The Senate Appropriations Subcommittee on Labor, Health and Human Services, Education, and Related Agencies held a hearing yesterday on the Department of Education’s FY12 budget. Secretary Duncan was the witness.
In his opening remarks, Duncan expressed concern that America has gone from being a world leader in education to now being “middle of the pack”. He also emphasized that demand on the Pell program has increased from 6 million to 9 million students in 2 years and that the Department is focused on closing the Pell shortfall – currently $11 billion – through increased efficiencies and more resources. The Pell program accounts for a third of the Department’s total $77 billion FY12 request. The Secretary cites the increasing number of lower income families and more families without jobs as the reason for the increased demand for the grants. Earlier this week, both Reid’s and Boehner’s debt ceiling deals contained an elimination of the in-school interest subsidy for graduate students, with the money saved by doing this going back into the Pell program to help shore up the shortfall for the next two years. Although this will have a negative effect on students, out of the many rumored changes to Pell that have been floating around during the past few weeks and the negotiation process, this is the best possible outcome for the university community. Pell and changes to the program will continue to be an issue as we head towards Fall and finishing up the FY12 process.

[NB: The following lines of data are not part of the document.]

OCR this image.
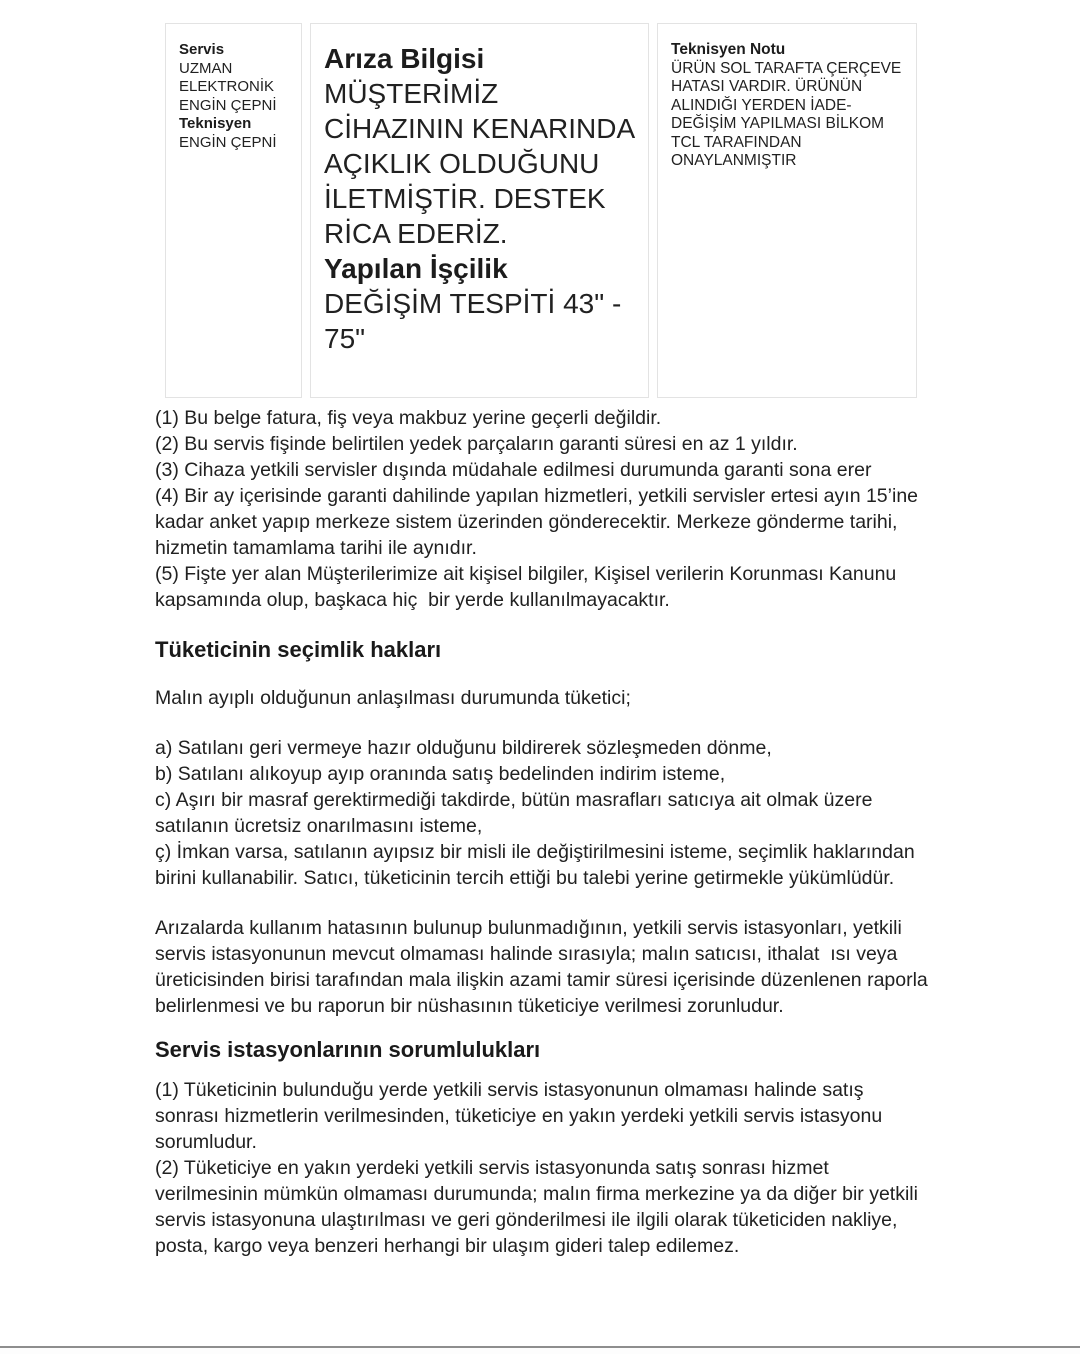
Servis
UZMAN ELEKTRONİK ENGİN ÇEPNİ
Teknisyen
ENGİN ÇEPNİ
Arıza Bilgisi
MÜŞTERİMİZ CİHAZININ KENARINDA AÇIKLIK OLDUĞUNU İLETMİŞTİR. DESTEK RİCA EDERİZ.
Yapılan İşçilik
DEĞİŞİM TESPİTİ 43" - 75"
Teknisyen Notu
ÜRÜN SOL TARAFTA ÇERÇEVE HATASI VARDIR. ÜRÜNÜN ALINDIĞI YERDEN İADE-DEĞİŞİM YAPILMASI BİLKOM TCL TARAFINDAN ONAYLANMIŞTIR
(1) Bu belge fatura, fiş veya makbuz yerine geçerli değildir.
(2) Bu servis fişinde belirtilen yedek parçaların garanti süresi en az 1 yıldır.
(3) Cihaza yetkili servisler dışında müdahale edilmesi durumunda garanti sona erer
(4) Bir ay içerisinde garanti dahilinde yapılan hizmetleri, yetkili servisler ertesi ayın 15’ine kadar anket yapıp merkeze sistem üzerinden gönderecektir. Merkeze gönderme tarihi, hizmetin tamamlama tarihi ile aynıdır.
(5) Fişte yer alan Müşterilerimize ait kişisel bilgiler, Kişisel verilerin Korunması Kanunu kapsamında olup, başkaca hiç  bir yerde kullanılmayacaktır.
Tüketicinin seçimlik hakları
Malın ayıplı olduğunun anlaşılması durumunda tüketici;
a) Satılanı geri vermeye hazır olduğunu bildirerek sözleşmeden dönme,
b) Satılanı alıkoyup ayıp oranında satış bedelinden indirim isteme,
c) Aşırı bir masraf gerektirmediği takdirde, bütün masrafları satıcıya ait olmak üzere satılanın ücretsiz onarılmasını isteme,
ç) İmkan varsa, satılanın ayıpsız bir misli ile değiştirilmesini isteme, seçimlik haklarından birini kullanabilir. Satıcı, tüketicinin tercih ettiği bu talebi yerine getirmekle yükümlüdür.
Arızalarda kullanım hatasının bulunup bulunmadığının, yetkili servis istasyonları, yetkili servis istasyonunun mevcut olmaması halinde sırasıyla; malın satıcısı, ithalat  ısı veya üreticisinden birisi tarafından mala ilişkin azami tamir süresi içerisinde düzenlenen raporla belirlenmesi ve bu raporun bir nüshasının tüketiciye verilmesi zorunludur.
Servis istasyonlarının sorumlulukları
(1) Tüketicinin bulunduğu yerde yetkili servis istasyonunun olmaması halinde satış sonrası hizmetlerin verilmesinden, tüketiciye en yakın yerdeki yetkili servis istasyonu sorumludur.
(2) Tüketiciye en yakın yerdeki yetkili servis istasyonunda satış sonrası hizmet verilmesinin mümkün olmaması durumunda; malın firma merkezine ya da diğer bir yetkili servis istasyonuna ulaştırılması ve geri gönderilmesi ile ilgili olarak tüketiciden nakliye, posta, kargo veya benzeri herhangi bir ulaşım gideri talep edilemez.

The Committee also brought up the concern that 89% of first-generation college students do not complete their degree. The Secretary stated that this was one of the Department’s FY12 priorities, and they are trying to solve this problem in three ways: 1) Fighting to maintain access to Pell. 2) Investing in community colleges and partnerships with the private sector to leverage funding. 3) Investing in programs such as i3 and the proposed “First in the World Competition”. The First in the World Competition would provide “venture capital” to encourage innovation approaches to improving college completion (particularly low-income and minority students), research support to build the evidence of effectiveness needed to identify successful strategies, and resources to scale up and disseminate strategies we already know are successful.
The Labor-HHS-Ed Appropriations bills have not yet been drafted in the House or the Senate and we don’t expect to see them until after the August recess.